Deconstructing the $15.9 Million Deal
A forensic look at the financing for the Salaberry-de-Valleyfield project reveals a masterclass in collaborative funding. The $15.9 million total is a carefully woven tapestry of public and private investment, demonstrating the multi-layered support required to make affordability a reality.
The federal and provincial governments are the primary backers, each contributing over $6.85 million. This joint funding stems from the landmark Canada-Quebec Agreement under the Housing Accelerator Fund (HAF). In late 2023, the federal government committed $900 million to Quebec through the HAF, which the province promptly matched, creating a formidable $1.8 billion war chest to spur housing construction.
Quebec’s Minister Responsible for Housing, Karine Boivin Roy, highlighted the strategy's effectiveness: "Thanks to new financial levers, such as partnerships with tax-advantaged funds, including those with Desjardins Group, the SHQ has an expanded toolbox for building more housing faster." The federal government added another $1 million to the Salaberry-de-Valleyfield project through its Affordable Housing Innovation Fund (AHIF), a program designed to support novel approaches to housing finance and construction. The City of Salaberry-de-Valleyfield provided crucial local support with a $1.7 million investment, which includes the donation of the land itself—a common and significant barrier to affordable development. Finally, a mortgage loan from Desjardins Group closes the financial loop, cementing the private sector’s role.

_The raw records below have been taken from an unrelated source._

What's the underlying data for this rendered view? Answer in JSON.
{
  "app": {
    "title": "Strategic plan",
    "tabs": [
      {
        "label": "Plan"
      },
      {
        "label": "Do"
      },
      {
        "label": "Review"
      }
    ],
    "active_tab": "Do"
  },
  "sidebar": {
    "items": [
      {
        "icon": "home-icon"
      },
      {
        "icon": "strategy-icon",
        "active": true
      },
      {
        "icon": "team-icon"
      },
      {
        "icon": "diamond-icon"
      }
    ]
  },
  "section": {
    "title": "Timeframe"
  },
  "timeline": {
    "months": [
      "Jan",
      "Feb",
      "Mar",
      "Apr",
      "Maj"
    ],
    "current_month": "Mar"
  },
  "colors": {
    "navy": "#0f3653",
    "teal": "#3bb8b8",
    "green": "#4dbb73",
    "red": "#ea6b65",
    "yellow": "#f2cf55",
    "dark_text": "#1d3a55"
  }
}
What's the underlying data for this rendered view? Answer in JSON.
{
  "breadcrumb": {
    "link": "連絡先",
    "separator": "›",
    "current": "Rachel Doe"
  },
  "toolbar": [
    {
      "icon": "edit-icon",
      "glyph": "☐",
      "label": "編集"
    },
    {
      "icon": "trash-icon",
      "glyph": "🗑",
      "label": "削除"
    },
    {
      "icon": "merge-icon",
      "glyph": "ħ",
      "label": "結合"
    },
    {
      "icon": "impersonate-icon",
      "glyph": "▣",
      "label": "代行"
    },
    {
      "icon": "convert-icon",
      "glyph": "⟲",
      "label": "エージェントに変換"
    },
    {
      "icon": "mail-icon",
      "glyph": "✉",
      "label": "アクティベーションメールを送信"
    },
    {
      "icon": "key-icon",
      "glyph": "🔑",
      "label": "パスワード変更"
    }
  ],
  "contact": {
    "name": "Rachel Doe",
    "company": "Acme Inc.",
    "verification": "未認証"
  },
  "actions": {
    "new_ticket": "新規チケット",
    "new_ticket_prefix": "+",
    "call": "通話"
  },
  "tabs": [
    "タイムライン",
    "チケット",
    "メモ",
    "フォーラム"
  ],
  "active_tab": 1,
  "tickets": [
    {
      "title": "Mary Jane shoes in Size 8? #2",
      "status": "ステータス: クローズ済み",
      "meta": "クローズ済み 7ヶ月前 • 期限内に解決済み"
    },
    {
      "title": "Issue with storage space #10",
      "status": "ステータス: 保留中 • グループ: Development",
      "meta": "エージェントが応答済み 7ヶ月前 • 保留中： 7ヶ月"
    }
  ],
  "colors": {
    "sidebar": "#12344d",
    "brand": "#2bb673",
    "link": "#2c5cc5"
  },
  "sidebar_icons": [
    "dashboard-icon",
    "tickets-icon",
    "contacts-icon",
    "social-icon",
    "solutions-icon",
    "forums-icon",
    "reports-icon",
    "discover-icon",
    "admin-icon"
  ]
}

Local Need Meets a National Challenge
While the high-level financial strategy is impressive, its true purpose is to address acute needs on the ground. Salaberry-de-Valleyfield, a city of just under 43,000, is a microcosm of the pressures facing many Canadian communities. The city’s population grew by over 10% between 2019 and 2024 and is projected to surge by nearly 46% over the next decade. With 44.7% of its households renting—a figure significantly higher than the national average—the demand for affordable rental units is intense.
"Affordability is a key pillar of our Housing Strategy launched in 2023, and this project allows us to take another step forward," said Miguel Lemieux, Mayor of Salaberry-de-Valleyfield. His comments underscore the years of work by local bodies to bring this project to fruition. The mobilization was spearheaded by community groups, a point emphasized by Édith Gariépy, Chair of Ambition Habitation’s board. She noted the project became a reality thanks to the "mobilization of the Table urgence logement" and partners who "prioritized collective success over their own interests."
However, the 50 units, while vital, represent a small fraction of the broader need. Housing advocates estimate Quebec requires an additional 231,000 social housing units to meet current demand, a staggering figure that contextualizes the scale of the challenge. This project is a success story, but it also serves as a stark reminder of the vast gap between supply and demand that persists across the province and the country.
The Long-Term View: Defining 'Affordable'
The long-term success of these initiatives hinges on the very definition of 'affordable.' For units funded by the federal AHIF, affordability must be maintained for at least 10 years, with the definition often tied to a percentage of median market rent. Quebec’s social housing program, in contrast, aims for rents capped at 25% of a household's income. This project, like others in the Desjardins initiative, aims for a more sustainable model where rents for some similar projects are set around 30% of resident income, with increases capped by agreements with the SHQ to ensure stability.
Desjardins is also championing a concept of "deferred-affordability," where rents may start closer to market rates but rise more slowly over time, eventually becoming more affordable relative to the market. This nuanced approach recognizes that achieving deep, immediate affordability for every unit is not always financially viable at scale. By blending different levels of affordability, the model seeks to create financially sustainable projects that can be replicated without relying solely on the deepest government subsidies for every door. It's a pragmatic compromise designed for a world of finite public resources and infinite housing needs.